The investigation, thought to be the largest seizure of its kind in the state, also turned up tens of thousands of counterfeit Xanax pills, 2 kilograms of MDMA, also known as ecstasy, and 40 pounds of marijuana.
Fentanyl, which is 30 to 50 times stronger than heroin, is a synthetic opiate intended for use by patients with severe pain, especially those with cancer.
It typically is manufactured in China or Mexico and smuggled into the country.
In New London and other local municipalities, police have pointed to heroin laced with fentanyl as the cause of recent overdoses.
Since Lawrence + Memorial Hospital officials warned of an "unprecedented" number of heroin-related overdoses coming into the emergency room in late January, community officials across disciplines and at all levels have taken action to try to slow and ultimately reverse the trend.

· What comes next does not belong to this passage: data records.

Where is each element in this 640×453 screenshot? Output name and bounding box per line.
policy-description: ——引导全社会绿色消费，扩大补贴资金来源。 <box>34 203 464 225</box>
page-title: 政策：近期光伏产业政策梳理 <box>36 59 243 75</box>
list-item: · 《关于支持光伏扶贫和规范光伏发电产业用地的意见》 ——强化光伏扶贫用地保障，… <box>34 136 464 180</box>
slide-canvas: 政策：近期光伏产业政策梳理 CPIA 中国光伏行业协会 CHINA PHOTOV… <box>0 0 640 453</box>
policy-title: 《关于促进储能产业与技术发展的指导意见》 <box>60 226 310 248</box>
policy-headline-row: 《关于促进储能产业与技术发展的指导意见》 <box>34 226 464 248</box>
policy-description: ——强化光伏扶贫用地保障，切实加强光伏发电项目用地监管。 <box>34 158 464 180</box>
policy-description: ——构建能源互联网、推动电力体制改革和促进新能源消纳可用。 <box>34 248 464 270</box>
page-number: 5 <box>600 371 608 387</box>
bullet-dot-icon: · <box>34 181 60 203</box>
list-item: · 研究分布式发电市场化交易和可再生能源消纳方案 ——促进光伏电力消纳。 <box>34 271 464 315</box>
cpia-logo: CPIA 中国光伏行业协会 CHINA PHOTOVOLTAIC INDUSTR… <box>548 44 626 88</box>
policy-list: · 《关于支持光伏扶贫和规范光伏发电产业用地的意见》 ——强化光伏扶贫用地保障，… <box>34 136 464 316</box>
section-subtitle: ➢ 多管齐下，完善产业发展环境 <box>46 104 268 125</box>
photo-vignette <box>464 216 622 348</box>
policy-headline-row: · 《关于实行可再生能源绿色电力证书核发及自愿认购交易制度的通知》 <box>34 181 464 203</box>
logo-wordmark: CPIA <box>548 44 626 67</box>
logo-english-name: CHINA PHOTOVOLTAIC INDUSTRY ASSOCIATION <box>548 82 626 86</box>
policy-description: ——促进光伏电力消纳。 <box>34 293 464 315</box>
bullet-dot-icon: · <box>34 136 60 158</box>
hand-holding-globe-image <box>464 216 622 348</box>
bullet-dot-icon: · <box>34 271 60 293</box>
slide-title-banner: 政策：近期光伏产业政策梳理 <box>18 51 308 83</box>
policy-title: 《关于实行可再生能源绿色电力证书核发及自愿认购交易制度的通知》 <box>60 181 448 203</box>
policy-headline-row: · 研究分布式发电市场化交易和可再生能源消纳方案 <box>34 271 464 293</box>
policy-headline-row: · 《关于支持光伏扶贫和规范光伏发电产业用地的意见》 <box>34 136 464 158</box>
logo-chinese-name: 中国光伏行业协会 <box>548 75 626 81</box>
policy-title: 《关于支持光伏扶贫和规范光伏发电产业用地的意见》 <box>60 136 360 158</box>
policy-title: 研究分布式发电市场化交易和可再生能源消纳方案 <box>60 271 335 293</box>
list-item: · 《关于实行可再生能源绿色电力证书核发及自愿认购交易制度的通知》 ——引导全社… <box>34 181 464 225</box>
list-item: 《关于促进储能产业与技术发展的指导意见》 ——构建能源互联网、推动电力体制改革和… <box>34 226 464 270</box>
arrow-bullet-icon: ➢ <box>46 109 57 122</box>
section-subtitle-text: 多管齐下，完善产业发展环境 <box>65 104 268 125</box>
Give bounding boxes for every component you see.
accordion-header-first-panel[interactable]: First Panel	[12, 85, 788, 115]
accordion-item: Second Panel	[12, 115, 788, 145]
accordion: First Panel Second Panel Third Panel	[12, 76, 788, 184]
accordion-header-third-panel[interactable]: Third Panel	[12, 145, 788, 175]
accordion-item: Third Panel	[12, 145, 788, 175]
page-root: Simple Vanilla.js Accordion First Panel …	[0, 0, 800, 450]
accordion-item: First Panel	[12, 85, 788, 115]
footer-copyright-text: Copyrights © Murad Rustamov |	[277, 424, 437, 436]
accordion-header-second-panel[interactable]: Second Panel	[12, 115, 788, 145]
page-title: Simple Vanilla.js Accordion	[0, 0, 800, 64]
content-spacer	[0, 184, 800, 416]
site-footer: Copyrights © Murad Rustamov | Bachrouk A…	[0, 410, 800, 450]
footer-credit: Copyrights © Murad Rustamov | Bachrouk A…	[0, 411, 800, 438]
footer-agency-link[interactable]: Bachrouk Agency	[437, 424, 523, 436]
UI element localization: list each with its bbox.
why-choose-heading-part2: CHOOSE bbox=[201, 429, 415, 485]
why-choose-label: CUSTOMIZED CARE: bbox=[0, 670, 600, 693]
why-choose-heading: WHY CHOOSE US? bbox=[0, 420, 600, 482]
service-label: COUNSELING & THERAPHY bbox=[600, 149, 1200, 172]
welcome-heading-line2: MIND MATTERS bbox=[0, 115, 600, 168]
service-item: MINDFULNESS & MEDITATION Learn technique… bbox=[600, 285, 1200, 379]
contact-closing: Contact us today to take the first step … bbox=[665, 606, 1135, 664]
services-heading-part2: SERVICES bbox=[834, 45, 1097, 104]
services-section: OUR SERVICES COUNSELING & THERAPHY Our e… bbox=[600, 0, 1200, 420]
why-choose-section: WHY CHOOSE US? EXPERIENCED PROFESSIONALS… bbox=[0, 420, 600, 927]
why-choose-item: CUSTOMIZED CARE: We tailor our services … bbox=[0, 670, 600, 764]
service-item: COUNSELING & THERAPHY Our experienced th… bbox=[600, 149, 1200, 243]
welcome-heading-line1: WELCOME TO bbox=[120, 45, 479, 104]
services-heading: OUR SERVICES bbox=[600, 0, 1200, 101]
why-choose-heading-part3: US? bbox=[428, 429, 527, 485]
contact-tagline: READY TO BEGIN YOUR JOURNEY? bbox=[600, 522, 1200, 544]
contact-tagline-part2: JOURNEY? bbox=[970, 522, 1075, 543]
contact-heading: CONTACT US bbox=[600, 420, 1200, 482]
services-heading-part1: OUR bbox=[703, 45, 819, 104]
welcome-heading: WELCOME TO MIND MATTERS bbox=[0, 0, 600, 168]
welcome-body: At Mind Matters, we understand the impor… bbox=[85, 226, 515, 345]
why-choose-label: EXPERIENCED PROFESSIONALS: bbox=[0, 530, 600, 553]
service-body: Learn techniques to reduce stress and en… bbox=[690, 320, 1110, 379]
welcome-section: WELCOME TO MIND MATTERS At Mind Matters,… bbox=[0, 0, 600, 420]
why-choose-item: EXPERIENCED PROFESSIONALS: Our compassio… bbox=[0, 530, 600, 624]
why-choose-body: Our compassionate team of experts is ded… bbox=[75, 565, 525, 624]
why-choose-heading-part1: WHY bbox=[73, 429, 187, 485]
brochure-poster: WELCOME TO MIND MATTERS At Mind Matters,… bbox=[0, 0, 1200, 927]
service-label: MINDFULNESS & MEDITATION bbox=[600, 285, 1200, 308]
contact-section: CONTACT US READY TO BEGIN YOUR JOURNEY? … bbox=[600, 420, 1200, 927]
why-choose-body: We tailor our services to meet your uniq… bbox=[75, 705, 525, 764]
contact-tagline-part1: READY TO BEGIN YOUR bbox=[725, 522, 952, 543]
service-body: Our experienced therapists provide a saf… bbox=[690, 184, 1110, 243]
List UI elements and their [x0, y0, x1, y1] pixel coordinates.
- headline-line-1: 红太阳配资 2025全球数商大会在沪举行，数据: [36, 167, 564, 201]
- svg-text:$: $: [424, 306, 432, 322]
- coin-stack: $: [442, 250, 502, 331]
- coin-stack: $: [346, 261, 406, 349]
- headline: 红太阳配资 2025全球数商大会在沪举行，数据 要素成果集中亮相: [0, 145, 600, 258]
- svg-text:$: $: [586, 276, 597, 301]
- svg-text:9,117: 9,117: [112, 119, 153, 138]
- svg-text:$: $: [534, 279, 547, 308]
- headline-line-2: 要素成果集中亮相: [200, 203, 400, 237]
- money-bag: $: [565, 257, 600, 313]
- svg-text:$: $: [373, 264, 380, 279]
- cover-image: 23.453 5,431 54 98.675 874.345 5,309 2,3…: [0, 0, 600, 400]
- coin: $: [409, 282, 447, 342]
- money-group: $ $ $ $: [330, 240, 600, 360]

Early last month, law enforcement officials announced that they've been following a new protocol — developed by the U.S. Attorney's Office and the U.S. Drug Enforcement Administration — in which they preserve evidence at drug overdose scenes in an attempt to find the source of the drugs that were used.
Later in April, Gov. Dannel P. Malloy announced the installation of prescription drug drop boxes, seen as a way to keep drugs out of the hands of youth and out of nature, into each of Connecticut's 11 state police barracks.
On Monday, L+M officials said the hospital will provide a year's worth of Narcan to at least six local police departments, noting that police officers often beat EMTs and paramedics to overdose scenes.
At the state level, legislation that would, among other things, expand access to Narcan and require prescribers to limit initial opioid prescriptions to seven-day supplies except in extreme or chronic cases, has been passed by the House and the Senate and is awaiting the governor's signature.